What It’s Like: Initial notes of peach skin, ripe pear and Golden Delicious apple tease your brain into thinking it’s a traditional white, but raspberry comes as a surprise. The texture evokes tannins, which provide an enjoyable mental puzzle as you sip this sumptuous, complex wine.

Did You Know? Mexico’s burgeoning wine scene is a playground of experiments that includes whites as well as unexpected red blends (Tempranillo and Nebbiolo, anyone?).

Sangiovese

Cantina LaSelva Sangiovese Bianco (Toscano)

What It’s Like: The crystalline color belies the spectrum of flavors that erupt on the palate. Lively and juicy, the bright cherry and red berries normally found in Sangiovese shine through, along with nectarine and floral notes.

Did You Know? Although Tuscany is best known for its reds, the first wine ever granted Denominazione di Origine Controllata (DOC) status in Italy was Vernaccia di San Gimignano, a Tuscan white wine.

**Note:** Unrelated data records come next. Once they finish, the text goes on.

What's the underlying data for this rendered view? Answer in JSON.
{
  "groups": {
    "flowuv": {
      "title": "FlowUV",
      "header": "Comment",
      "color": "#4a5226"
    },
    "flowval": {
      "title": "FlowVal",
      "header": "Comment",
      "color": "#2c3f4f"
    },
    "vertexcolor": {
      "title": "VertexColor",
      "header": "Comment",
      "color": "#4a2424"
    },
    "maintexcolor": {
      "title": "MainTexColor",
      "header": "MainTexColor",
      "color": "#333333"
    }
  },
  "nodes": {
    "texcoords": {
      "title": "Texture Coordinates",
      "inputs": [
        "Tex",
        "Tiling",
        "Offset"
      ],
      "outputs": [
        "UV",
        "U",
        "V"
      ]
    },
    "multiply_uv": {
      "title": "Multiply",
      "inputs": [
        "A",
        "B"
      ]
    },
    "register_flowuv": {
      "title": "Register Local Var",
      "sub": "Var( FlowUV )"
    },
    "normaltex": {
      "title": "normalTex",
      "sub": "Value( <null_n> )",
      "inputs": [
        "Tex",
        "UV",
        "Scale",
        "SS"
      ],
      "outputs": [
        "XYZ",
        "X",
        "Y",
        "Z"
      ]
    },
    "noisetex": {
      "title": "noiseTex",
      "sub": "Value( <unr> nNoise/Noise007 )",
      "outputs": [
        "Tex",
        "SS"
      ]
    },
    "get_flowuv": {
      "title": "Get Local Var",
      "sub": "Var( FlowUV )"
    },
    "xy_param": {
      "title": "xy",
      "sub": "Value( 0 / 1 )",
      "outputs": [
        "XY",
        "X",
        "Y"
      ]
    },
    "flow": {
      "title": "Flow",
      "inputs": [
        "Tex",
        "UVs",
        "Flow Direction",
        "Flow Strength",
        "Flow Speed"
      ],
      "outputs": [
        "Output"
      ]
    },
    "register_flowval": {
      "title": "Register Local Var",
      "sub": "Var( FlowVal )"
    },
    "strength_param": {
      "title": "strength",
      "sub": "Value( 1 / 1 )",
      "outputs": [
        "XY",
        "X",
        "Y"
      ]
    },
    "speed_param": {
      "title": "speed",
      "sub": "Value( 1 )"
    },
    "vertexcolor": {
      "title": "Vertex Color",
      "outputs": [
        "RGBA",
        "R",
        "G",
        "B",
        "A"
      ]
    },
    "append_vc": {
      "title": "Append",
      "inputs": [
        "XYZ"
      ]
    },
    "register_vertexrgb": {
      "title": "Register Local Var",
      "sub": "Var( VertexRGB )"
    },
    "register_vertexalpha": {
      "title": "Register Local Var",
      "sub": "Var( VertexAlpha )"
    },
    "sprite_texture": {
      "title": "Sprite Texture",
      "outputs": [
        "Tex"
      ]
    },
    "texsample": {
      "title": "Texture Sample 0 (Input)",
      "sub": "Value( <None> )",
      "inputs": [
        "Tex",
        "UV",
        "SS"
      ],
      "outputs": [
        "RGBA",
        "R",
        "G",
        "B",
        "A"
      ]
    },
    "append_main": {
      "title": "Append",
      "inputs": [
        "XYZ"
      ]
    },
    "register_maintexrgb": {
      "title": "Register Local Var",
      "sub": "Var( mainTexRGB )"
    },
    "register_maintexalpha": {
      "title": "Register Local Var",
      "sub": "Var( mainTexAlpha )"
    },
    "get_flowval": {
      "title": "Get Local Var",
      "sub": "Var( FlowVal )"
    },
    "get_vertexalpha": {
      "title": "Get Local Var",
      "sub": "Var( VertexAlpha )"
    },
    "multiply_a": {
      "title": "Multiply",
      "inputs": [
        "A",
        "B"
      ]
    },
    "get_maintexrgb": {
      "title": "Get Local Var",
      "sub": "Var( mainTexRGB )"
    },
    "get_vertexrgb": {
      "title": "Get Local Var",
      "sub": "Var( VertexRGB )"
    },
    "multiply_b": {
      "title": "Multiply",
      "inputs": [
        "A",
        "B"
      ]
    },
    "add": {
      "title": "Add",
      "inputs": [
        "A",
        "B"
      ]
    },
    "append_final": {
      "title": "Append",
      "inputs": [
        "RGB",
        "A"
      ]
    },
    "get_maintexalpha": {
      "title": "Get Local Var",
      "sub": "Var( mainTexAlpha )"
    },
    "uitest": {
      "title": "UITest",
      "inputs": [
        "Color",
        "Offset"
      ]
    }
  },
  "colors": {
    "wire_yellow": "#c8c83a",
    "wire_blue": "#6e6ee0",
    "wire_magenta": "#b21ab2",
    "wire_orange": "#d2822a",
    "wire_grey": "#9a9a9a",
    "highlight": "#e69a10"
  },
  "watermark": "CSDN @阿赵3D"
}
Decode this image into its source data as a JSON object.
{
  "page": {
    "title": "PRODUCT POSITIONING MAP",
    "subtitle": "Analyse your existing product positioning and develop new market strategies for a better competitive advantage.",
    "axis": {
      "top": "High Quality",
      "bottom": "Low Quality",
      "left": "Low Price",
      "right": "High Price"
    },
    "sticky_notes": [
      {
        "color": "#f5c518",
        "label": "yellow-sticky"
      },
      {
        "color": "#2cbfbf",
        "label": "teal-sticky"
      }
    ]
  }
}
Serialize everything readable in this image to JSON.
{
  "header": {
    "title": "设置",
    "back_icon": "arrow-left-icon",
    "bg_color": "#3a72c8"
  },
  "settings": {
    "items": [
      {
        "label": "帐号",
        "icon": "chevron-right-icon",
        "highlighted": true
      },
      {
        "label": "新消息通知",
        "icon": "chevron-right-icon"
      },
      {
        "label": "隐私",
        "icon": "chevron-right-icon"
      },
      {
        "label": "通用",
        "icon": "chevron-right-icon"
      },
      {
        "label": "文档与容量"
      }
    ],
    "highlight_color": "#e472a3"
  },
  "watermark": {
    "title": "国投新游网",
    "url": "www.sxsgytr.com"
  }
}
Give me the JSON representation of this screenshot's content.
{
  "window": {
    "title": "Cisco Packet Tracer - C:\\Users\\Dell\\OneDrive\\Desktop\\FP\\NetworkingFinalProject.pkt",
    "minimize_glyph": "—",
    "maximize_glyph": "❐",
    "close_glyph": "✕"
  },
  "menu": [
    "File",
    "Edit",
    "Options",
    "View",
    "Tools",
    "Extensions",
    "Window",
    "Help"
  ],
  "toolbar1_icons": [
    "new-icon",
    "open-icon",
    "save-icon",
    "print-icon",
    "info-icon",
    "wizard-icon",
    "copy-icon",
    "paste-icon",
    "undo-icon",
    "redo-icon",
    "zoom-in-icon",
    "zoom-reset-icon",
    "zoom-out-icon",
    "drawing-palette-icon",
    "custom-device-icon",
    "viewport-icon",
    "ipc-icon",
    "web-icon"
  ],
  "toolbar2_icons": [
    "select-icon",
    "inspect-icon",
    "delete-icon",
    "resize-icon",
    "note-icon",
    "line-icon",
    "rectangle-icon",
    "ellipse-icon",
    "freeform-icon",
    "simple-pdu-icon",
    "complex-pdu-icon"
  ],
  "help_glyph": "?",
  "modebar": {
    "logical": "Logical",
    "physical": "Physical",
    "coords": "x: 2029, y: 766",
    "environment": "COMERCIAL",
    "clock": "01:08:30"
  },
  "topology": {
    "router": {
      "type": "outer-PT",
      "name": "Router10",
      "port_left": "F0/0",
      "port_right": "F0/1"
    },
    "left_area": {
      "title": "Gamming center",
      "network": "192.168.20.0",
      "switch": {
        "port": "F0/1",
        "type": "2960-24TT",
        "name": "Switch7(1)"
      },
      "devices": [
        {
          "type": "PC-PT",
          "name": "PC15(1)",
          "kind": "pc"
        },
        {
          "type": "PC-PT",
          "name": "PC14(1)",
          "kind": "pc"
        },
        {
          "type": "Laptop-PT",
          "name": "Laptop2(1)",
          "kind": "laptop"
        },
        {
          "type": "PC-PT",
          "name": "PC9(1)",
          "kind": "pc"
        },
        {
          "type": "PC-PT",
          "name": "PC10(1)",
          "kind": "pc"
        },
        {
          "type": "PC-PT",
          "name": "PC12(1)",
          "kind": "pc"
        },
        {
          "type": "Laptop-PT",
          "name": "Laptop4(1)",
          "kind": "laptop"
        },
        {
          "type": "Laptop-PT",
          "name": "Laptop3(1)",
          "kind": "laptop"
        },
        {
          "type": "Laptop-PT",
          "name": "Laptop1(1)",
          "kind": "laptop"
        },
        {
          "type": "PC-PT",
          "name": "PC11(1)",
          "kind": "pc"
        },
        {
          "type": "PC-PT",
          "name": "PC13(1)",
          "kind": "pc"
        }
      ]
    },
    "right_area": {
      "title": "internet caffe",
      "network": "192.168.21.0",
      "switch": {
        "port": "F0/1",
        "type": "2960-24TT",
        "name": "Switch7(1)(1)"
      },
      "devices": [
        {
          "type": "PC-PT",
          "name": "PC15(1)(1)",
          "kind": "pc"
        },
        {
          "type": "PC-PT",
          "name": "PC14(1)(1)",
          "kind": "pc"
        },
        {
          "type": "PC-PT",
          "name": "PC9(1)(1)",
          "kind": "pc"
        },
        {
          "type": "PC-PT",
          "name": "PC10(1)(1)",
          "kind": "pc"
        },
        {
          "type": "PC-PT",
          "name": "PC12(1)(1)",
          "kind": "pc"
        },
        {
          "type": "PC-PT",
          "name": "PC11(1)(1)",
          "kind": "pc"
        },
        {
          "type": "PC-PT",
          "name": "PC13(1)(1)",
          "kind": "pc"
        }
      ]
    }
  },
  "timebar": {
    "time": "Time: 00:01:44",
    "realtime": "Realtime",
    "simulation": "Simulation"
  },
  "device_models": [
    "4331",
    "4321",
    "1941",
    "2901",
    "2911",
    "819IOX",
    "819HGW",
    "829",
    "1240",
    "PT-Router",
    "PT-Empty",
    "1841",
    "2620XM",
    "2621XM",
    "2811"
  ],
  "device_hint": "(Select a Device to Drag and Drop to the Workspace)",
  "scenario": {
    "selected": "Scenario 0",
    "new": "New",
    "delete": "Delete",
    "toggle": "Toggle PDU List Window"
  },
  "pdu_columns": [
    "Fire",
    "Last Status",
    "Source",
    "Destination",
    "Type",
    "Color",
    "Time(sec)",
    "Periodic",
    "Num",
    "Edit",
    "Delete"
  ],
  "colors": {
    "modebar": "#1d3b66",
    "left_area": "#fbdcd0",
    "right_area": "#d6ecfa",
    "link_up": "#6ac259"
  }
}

The Curious Story of White Pinot Noir

Pinotage

Mellasat ∑ White Pinotage (Paarl)

What It’s Like: Texturally intriguing, the first sip is reminiscent of biting an apple. Tropical fruit, ripe banana and bitter almond flavors persist on the palate, while a slightly viscous and round mouthfeel are enlivened by bright acidity.

Did You Know? Considered the flagship wine of the estate, the 2017 vintage will mark the 10th anniversary of this rare cuvée.

Tempranillo

Pradorey El Cuentista (Castilla y León)

What It’s Like: The floral, apricot, citrus and raspberry aromas are delicate, but this wine’s got power. Robust, with good structure and length, you’ll ponder for hours if it’s better with fish or meat. (Hint: It goes well with both.)

Did You Know? Pradorey ages this wine on lees from Verdejo to give it the desired lushness.